Payers, top 6 challenges from legacy sales models

Blog series: How healthcare payer sales models impact revenue growth

By Alex Tolmasoff, Director, KPMG Sales Transformation and HCLS Lead

In our first blog in this series, we talked about the five challenges payer sales leaders may face finding and keeping new members. Now we look at a critical factor that can impact revenue growth – namely, a legacy sales model.
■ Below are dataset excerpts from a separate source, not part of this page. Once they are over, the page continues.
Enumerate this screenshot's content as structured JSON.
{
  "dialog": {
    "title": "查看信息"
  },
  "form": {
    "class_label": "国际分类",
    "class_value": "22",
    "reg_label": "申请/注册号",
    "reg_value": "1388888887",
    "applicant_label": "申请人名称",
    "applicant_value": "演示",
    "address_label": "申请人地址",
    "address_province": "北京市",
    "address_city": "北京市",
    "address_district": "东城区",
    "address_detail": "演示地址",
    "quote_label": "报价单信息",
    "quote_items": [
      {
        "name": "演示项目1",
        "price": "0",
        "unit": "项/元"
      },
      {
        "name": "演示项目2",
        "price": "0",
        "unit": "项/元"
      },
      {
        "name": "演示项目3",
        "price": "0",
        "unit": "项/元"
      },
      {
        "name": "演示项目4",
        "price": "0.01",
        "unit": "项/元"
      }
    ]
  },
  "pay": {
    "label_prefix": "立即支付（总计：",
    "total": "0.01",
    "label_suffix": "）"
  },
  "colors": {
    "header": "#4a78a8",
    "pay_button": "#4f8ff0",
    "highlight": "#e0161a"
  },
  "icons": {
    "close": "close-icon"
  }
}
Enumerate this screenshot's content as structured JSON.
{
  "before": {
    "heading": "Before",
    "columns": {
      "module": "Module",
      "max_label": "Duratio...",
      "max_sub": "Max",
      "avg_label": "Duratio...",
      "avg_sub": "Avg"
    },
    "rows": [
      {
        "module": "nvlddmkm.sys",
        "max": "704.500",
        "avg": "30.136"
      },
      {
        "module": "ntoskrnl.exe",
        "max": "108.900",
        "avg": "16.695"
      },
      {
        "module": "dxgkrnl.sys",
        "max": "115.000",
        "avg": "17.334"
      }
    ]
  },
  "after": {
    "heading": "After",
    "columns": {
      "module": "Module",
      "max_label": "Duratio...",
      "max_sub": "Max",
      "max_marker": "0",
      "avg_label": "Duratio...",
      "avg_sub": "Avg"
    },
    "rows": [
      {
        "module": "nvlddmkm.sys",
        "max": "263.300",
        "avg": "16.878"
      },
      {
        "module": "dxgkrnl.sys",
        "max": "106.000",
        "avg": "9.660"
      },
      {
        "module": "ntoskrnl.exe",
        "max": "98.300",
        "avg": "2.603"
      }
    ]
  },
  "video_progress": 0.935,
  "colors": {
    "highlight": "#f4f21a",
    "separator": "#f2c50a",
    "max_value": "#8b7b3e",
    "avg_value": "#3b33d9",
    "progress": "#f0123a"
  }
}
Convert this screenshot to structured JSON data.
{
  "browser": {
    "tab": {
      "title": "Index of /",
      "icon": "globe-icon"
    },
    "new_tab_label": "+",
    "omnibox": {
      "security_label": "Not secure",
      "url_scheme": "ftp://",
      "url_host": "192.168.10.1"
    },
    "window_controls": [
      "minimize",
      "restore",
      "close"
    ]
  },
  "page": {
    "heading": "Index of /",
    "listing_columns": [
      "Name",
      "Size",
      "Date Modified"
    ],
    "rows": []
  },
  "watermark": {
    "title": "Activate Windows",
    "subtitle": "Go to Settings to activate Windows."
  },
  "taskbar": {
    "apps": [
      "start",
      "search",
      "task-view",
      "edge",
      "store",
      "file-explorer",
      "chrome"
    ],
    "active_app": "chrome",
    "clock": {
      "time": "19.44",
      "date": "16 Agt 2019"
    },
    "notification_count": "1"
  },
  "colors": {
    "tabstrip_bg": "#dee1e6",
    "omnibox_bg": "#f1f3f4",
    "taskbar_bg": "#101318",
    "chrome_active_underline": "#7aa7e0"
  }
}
If your organization has a traditional sales approach, there are 6 common issues that typically impact results and could cause the organization to lose revenue or fail to capitalize on growth opportunities.


 

1. Difficulty executing different go-to-market strategies across market segments

  • Channel mix for mid and up market (e.g., direct vs. consultants) makes scaling difficult and requires constant fine tuning to optimize productivity
  • Stale SMB broker communities have often not been refreshed in years, with unclear segmentation, misaligned incentives, and poor ROI
  • Ineffective inside sales models for Individual, Medicare, or wellness offerings have not received sufficient technology, data, or process investments

 

2. Challenges coordinating across service and risk lines of the business

  • Different and non-compatible offerings between healthcare services (e.g., home health) and risk (e.g., health insurance, wellness) prevent scaling commercial models, creating above-normal sales costs and sales headcount
  • Complementary offerings gained via M&A are often poorly integrated and culture mismatches prevent well-intentioned teaming
  • Small or disparate commercial operations and customer insights teams lack adequate resources or talent to drive sales and marketing plays to improve coordination and market differentiation

 

3. Disconnects between growth drivers and sales team incentives

  • Member growth focused incentive structures for sellers can be at odds with a business strategy focus on wellness and ancillaries with better profitability, stickiness, and patient experience
  • While some leaders that push a “not all members are created equal” message and shift toward profitability metrics for their sales teams, this requires a tight alignment between actuary, finance and sales--not an easy bridge to build

 

4. Outmoded, expensive sales model with new exposure to “hybrid” models

  • Traditional field sales “hunter” and “farmer” type models are expensive with increasingly challenging ROI when compared to hybrid digital models
  • A shift toward digital selling and enablement during COVID-19 increased reliance across all industries on automation, commercial operations and marketing, with leading companies doubling down on their digital investments due to their strong success 

 

5. Legacy sales talent & model 

  • Many health insurance sales teams have been in their roles for 20-30 years, and generally are slower to sell new products and adopt new technology (e.g., virtual selling, advanced CRM, business analytics)
  • Many of these legacy sellers also tend to focus on maintaining their member / employer base and have a laundry list of reasons that they cannot change accounts or compete for new business
  • Organizations that have not refreshed their talent profiles, career pathing, or competency models can end up with high-cost resources that cannot execute the new nimble strategies with new products, offerings, or customers

 

6. Lack of modern customer success capabilities

  • Customers (both members and employers) increasingly expect insights that help reduce healthcare costs, increase employee population health, and add value to how they do their business (e.g., monitoring employee health, adding to talent recruiting & retention strategies)
  • Employers now expect sustained attention and support with members, rather than account coverage models that only engage as needed to win the renewal


For many health insurance payers, it’s time for a transformation of their sales approach.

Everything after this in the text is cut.